Schluss mit 24
Der bayerische Schwabe aus Krumbach kann keine große Spielerkarriere vorweisen. Über die Jugend des FC Augsburg landete Tuchel bei den Stuttgarter Kickers (acht Zweitligaspiele), um dann 1994 zum zwischenzeitlich von Ralf Rangnick trainierten SSV Ulm in die Regionalliga (damals dritthöchste Liga) zu wechseln. Wegen einer Knorpelverletzung war für den Verteidiger schon mit 24 Jahren Schluss.
Als "Co" zum ersten Titel
So entschied sich Tuchel für eine Trainerkarriere, zunächst im Jugendbereich. Mit den A-Junioren des VfB Stuttgart - unter anderem mit Sami Khedira und Andreas Beck - wurde Tuchel 2005 als Co-Trainer Deutscher Meister.
Note 1,4
Tuchel schloss seine Ausbildung zum Fußballlehrer mit 1,4 ab, blieb zunächst Juniorentrainer. Erst in Augsburg, dann bei Mainz 05. Im Jahr 2009 gewann er mit den Rheinhessen die A-Junioren-Meisterschaft, diesmal als Hauptverantwortlicher.
Der Privatmensch
Tuchel hat zwei Töchter, von seiner Frau lebt er getrennt.

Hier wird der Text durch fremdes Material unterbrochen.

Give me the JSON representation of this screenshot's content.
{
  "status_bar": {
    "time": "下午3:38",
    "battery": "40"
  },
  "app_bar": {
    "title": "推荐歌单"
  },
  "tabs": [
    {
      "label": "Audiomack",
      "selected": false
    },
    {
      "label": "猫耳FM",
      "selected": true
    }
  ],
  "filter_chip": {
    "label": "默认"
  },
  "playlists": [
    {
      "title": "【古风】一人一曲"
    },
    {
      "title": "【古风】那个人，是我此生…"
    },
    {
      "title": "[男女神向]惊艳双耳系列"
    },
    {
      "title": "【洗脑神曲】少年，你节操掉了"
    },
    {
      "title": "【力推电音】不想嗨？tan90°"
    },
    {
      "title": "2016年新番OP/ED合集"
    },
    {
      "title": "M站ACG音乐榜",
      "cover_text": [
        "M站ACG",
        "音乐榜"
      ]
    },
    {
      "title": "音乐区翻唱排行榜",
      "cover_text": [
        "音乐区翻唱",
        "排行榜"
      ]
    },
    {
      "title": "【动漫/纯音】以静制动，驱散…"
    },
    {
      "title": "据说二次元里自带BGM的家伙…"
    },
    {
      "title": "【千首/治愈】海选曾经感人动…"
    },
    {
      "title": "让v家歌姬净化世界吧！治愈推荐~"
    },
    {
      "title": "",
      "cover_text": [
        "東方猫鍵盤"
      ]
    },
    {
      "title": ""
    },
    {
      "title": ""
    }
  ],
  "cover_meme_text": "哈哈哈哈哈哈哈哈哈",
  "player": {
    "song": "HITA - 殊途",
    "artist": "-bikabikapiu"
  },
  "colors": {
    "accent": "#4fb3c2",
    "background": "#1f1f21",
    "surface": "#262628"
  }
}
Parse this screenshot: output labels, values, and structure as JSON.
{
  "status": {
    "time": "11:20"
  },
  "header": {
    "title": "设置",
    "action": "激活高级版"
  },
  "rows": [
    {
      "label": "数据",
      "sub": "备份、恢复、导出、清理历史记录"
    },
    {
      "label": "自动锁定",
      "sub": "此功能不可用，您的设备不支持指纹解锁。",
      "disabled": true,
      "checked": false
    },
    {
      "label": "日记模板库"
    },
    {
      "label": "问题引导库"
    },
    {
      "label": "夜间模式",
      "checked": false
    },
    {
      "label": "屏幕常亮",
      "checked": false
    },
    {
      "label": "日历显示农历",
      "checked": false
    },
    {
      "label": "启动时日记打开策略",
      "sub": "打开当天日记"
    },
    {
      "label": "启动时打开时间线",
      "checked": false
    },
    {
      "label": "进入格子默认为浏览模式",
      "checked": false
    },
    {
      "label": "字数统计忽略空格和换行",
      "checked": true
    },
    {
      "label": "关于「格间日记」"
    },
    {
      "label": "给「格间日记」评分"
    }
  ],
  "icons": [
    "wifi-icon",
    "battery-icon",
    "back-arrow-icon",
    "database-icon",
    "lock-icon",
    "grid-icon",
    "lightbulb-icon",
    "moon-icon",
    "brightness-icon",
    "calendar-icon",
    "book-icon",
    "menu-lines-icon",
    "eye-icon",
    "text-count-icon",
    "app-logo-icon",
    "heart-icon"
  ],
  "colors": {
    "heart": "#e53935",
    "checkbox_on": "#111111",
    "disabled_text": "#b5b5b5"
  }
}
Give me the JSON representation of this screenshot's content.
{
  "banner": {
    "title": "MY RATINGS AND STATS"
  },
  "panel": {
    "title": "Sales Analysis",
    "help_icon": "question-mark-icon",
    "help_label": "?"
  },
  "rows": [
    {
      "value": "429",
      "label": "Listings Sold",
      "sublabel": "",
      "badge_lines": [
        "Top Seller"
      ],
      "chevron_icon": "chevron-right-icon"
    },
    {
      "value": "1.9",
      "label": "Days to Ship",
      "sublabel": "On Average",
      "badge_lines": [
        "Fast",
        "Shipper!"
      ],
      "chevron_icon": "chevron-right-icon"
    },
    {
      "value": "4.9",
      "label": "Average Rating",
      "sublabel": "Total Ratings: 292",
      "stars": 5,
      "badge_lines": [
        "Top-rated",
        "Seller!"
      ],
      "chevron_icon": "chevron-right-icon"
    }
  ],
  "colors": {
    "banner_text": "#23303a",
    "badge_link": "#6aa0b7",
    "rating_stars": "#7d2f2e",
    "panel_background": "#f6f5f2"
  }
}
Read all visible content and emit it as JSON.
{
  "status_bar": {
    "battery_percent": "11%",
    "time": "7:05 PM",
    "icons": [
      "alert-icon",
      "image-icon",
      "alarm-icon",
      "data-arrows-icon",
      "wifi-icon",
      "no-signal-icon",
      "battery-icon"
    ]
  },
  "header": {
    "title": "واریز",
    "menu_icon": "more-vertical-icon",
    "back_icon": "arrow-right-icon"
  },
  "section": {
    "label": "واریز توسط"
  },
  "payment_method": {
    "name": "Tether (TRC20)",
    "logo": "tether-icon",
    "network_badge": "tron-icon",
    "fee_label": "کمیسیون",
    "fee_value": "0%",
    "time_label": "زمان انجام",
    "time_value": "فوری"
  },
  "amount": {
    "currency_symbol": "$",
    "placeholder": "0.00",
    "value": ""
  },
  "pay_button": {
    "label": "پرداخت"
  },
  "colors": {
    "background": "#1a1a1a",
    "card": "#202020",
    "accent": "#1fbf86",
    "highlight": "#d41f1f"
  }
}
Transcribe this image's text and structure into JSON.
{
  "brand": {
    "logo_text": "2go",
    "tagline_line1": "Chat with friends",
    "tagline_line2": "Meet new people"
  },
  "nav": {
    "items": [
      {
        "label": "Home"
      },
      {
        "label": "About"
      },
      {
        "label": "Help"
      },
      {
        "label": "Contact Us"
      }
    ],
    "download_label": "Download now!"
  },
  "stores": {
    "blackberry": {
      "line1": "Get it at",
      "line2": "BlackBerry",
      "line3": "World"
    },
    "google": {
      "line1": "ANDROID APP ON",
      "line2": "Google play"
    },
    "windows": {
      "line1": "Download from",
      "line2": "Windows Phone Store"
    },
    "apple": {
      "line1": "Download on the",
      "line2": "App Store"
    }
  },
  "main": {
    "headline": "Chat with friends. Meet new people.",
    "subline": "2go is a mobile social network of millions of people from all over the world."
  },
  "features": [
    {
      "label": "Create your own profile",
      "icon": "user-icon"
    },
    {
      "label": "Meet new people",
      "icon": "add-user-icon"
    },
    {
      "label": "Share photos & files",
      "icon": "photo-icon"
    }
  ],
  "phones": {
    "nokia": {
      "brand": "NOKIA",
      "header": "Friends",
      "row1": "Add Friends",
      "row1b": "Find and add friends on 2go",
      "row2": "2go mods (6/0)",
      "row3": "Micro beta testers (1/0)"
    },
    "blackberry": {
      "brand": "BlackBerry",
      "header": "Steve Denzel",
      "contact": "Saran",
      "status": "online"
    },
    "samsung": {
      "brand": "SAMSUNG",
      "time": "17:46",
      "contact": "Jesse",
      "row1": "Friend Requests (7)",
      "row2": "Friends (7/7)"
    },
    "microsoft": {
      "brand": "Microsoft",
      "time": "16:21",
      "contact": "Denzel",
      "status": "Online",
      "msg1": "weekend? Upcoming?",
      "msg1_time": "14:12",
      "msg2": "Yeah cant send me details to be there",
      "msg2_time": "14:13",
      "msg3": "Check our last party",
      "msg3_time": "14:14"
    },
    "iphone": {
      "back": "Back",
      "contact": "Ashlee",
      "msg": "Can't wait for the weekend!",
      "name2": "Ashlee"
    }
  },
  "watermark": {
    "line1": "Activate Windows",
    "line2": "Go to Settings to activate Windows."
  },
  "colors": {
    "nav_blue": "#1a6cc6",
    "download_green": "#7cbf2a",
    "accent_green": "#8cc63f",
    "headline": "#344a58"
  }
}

Der 1,90 Meter große Schlaks hat ein BWL-Studium mit Diplom abgeschlossen. Er spielt gerne Tennis, interessiert sich für Südamerika und für vegane Ernährung. Nachts geht er gerne joggen, um den Kopf freizubekommen.
Sabbatjahr
Nach seiner Station in Mainz legte er zwischen 2014 und 2015 ein Sabbatjahr ein. Er nutzte die Zeit, um sich weiterzubilden, tauschte sich mit Trainern aus anderen Sportarten aus und traf sich mit dem damaligen Bayern-Coach Pep Guardiola.
Die Bayern-Bilanz
In seinen ersten drei Spielzeiten als Bundesliga-Coach von Mainz konnte er pro Saison je einmal gegen die Bayern gewinnen. Der größte Erfolg gegen die Münchner war aber das 3:2 mit Dortmund auswärts im Pokalhalbfinale 2016/17. Doch es gab auch eine schmerzhafte Niederlage: Mit Paris St. Germain verlor er das Champions-League-Finale 2021 gegen den FCB.
Mal Diktator ...
Zum Thema
Tuchels Verhältnis zu seinen Spielern galt früher mitunter als schwierig. Der Mainzer Ex-Keeper Heinz Müller bezeichnete ihn in einem kicker-Interview einmal als "Diktator", viral ging ein Trainings-"Anpfiff" in Richtung Shawn Parker ("Hier noch ein Trick, da noch ein Trick und da noch eine Idee! Und keine einzige klappt davon!"). Im November 2016 kritisierte Tuchel sein Dortmunder Team scharf ("Taktisch, technisch, mental - ein einziges Defizit"). Seine heftige Kritik am Spieltermin nach dem Attentat auf den BVB-Bus im April 2017 verschlimmerte das Verhältnis zu den Bossen, speziell zu Hans-Joachim Watzke. Tuchel stieß trotz seiner Erfolge nach zwei Jahren beim BVB auf allen Ebenen auf Widerstand. Auch mehrere BVB-Spieler rebellierten offenbar in seiner Dortmunder Zeit gegen den Coach, eher er nach der Saison 2016/17 den Hut nehmen musste - und das als frischgebackener Pokalsieger.
... mal Intelligenzbestie
Doch Tuchel hat sich offenbar weiterentwickelt, kommt auch mit Starensembles wie in Paris oder Chelsea bestens zurecht. Gianluigi Buffon schwärmt zum Beispiel in den höchsten Tönen. "Ich habe nur wenige Leute kennengelernt, die so intelligent sind", sagte er bei "Bobo TV". Zudem habe er es geschafft, sofort ein Gefühl für die Kabine zu entwickeln. "So etwas habe ich nur selten erlebt: Er zeigt Einfühlungsvermögen, kommt dadurch glaubhaft rüber und sendet positive Energie aus ... wunderschön."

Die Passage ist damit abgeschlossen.